Мамины и без того огромные глаза стали еще больше. И молния сверкнула уже в нашей квартире.

Я жутко не люблю гневных криков, разных истерик. Я не знаю тогда, куда от них деться. А теперь вот они стали частыми.

Когда я училась в пятом классе, мама не топала ногами, не кричала, и не швыряла в угол попавшуюся под руки вещь. И папа тогда ходил со спокойным и даже праздничным лицом. Сейчас же у него лицо потерявшего какую-то дорогую вещь человека. Папа еще больше чем я боится внезапных вспышек гнева.

Он уже повесил испорченный зонтик. И перетоптывался рядом с говорящей мамой. Мама громко и отчетливо обвиняла:

– Я знаю какой ты. Скупой, жадный. С тебя Бальзак Гобсека писал. Гобсек стопроцентный! Все, что ты мне покупал в Москве и Питере имело одну цель. Ты мне покупал, чтобы меня купить. Меня, меж прочим, за тряпки не купишь, ни за что меня не купишь. Веди в ресторан, сыпь розы к ногам – не купишь. Я свободный человек, кошка, которая гуляет сама по себе, запомни это. Да, ведь я тебе давно об этом говорила.

У моего отца женский характер. Папанчик перетаптывался, обнимал сам себя, лицо его ходило волнами, но он молчал.

Мамину речь я поняла только наполовину. Что означало «Ты мне покупал, чтобы меня купить», ума не приложу.

Я положила стрекозу себе на ладошку и ушла на лоджию. Крылья насекомого были еще влажны, но уже чувствовался их трепет. Интересно, это стрекоза-мама или стрекоза-папа? Глаза у стрекозы были огромными, в серебристой оправе. Эти насекомые прилетели к нам из другого мира, не из земного.

Я, кстати говоря, тоже хотела бы быть стрекозой, летать над землей, любоваться зелеными и голубыми просторами и чувствовать этот полет.

Одновременно мне стало жалко стрекозу, ведь она совершенно беззащитна. И любая автомобильная шина может раздавить эту неземную красоту.

Я положила стрекозу на подоконник, который выходил на ложию, и что-то в насекомом прожужжало. Это стрекоза сказала «Спасибо!»

Я зашла в зал. На диване сидели обнявшись мама и папанчик. И они целовались. Мне пришлось «гмыкнуть», и лётом проскочить мимо родителей.

Где то я слышала или читала афоризм: «От ненависти до любви – один шаг». Или наоборот. Это меткое выражение как раз подходило к моменту.

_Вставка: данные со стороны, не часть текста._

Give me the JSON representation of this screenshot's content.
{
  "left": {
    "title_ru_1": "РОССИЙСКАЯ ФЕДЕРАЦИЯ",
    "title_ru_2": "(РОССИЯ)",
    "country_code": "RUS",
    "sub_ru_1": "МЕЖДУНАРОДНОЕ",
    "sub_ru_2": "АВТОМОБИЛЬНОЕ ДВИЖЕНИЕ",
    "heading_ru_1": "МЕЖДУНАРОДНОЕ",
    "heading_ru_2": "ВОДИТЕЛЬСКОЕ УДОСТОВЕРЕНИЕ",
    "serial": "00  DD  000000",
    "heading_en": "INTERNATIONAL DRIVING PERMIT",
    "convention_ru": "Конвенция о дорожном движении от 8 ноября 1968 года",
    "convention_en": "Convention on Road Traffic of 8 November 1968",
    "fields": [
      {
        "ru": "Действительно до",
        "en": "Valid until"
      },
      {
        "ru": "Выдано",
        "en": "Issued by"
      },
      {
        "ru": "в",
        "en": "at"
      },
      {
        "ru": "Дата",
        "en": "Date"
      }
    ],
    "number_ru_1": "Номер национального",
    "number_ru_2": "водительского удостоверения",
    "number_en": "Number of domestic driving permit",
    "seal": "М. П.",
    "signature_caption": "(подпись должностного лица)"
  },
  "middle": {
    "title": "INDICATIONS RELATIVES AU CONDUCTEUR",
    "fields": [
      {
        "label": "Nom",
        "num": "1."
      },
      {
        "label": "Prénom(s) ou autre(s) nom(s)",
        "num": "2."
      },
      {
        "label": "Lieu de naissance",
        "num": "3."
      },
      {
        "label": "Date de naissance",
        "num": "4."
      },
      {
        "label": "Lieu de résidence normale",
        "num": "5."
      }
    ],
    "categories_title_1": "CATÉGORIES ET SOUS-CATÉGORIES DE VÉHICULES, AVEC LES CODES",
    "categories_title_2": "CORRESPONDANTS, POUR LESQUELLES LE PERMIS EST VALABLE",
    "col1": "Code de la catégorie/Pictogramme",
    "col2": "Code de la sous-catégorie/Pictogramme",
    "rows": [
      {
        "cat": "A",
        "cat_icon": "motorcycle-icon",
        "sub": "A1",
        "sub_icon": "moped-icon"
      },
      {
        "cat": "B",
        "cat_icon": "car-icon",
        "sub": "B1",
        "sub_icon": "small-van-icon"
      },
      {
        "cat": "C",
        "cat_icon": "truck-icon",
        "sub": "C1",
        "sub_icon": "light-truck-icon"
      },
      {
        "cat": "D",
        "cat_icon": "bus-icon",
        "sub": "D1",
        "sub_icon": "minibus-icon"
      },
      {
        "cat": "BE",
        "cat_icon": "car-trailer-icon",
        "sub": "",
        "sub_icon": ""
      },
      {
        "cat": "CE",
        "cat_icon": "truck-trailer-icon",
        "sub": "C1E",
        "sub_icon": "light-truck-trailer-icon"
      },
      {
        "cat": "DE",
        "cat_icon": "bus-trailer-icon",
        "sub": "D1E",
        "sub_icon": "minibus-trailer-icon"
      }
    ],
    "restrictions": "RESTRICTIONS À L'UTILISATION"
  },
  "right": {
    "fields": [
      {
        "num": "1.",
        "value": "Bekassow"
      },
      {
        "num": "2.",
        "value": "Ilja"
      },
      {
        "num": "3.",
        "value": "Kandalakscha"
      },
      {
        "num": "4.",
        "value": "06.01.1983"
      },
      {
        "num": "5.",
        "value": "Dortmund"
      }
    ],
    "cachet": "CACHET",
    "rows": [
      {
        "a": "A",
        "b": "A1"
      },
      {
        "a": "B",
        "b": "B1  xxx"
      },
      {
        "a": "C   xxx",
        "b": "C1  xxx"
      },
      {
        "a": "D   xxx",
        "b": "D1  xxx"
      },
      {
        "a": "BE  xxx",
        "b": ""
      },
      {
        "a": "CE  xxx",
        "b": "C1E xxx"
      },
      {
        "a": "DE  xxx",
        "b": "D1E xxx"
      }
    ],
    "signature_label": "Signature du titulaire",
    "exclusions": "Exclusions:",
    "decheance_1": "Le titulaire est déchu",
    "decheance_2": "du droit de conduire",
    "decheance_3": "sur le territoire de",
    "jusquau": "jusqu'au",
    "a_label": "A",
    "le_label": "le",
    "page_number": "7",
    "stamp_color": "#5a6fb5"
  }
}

Дневник мой и нужен-то для разбора полетов. И я попыталась это сделать. Папуля мой родился 29 апреля. Он – телец. И несмотря на то, что он пишет стихи и работает в городской газете, он человек от земли, от сохи. Такие любят примериваться, считать деньги и затраты. Мама тоже в апреле родилась, шестнадцатого числа. Она овн. Овечка. А овечки и козлики, как известно, любят пастись на воле, щипать травку и поглядывать на небо, по которому ползут, такие же, как они, кудрявые облака.

Мама долго копила в себе электричество. И вот в гневе своем разрядилась. А сейчас целуется. Уверен, инициатором поцелуев, была мама. Мне такие поцелуи кажутся дикими. Ведь они уже такие взрослые. Не скажу, чтобы старые, но близкие к этому. И целуются, как Ромео и Джульетта. Это им совсем не идет.

И все же это лучше другого течения домашних ссор. Второй вариант такой. Мама «надувается» и перемывает посуду. Просто берет с полки чистую тарелку, и моет ее еще один раз. Такой бзик, он ее успокаивает. А папа начинает елозить руками по книжным полкам в поисках аварийных сигарет. Он курит только в экстремальных случаях. Найдя пачку с сигаретами, он ринется на балкон и будет там долго курить. Одну сигарету, другую, третью.

Курить ему нельзя. У него гипертоническая болезнь второй степени, и это может привести к инфаркту миокарда.

В этом варианте папиного и маминого поведения для меня все плохо. Я их, обеих, жалею и злюсь на них. Взрослые люди, а ведут себя как в детском садике «Солнышко»

ТЕРРОР

И все же папу мне жаль. Я знаю, что если несчастье случиться с мамой, то он, сильная духом, все преодолеет. А вот папа не, он, как какой-то философ в бочке, сидит и рассуждает.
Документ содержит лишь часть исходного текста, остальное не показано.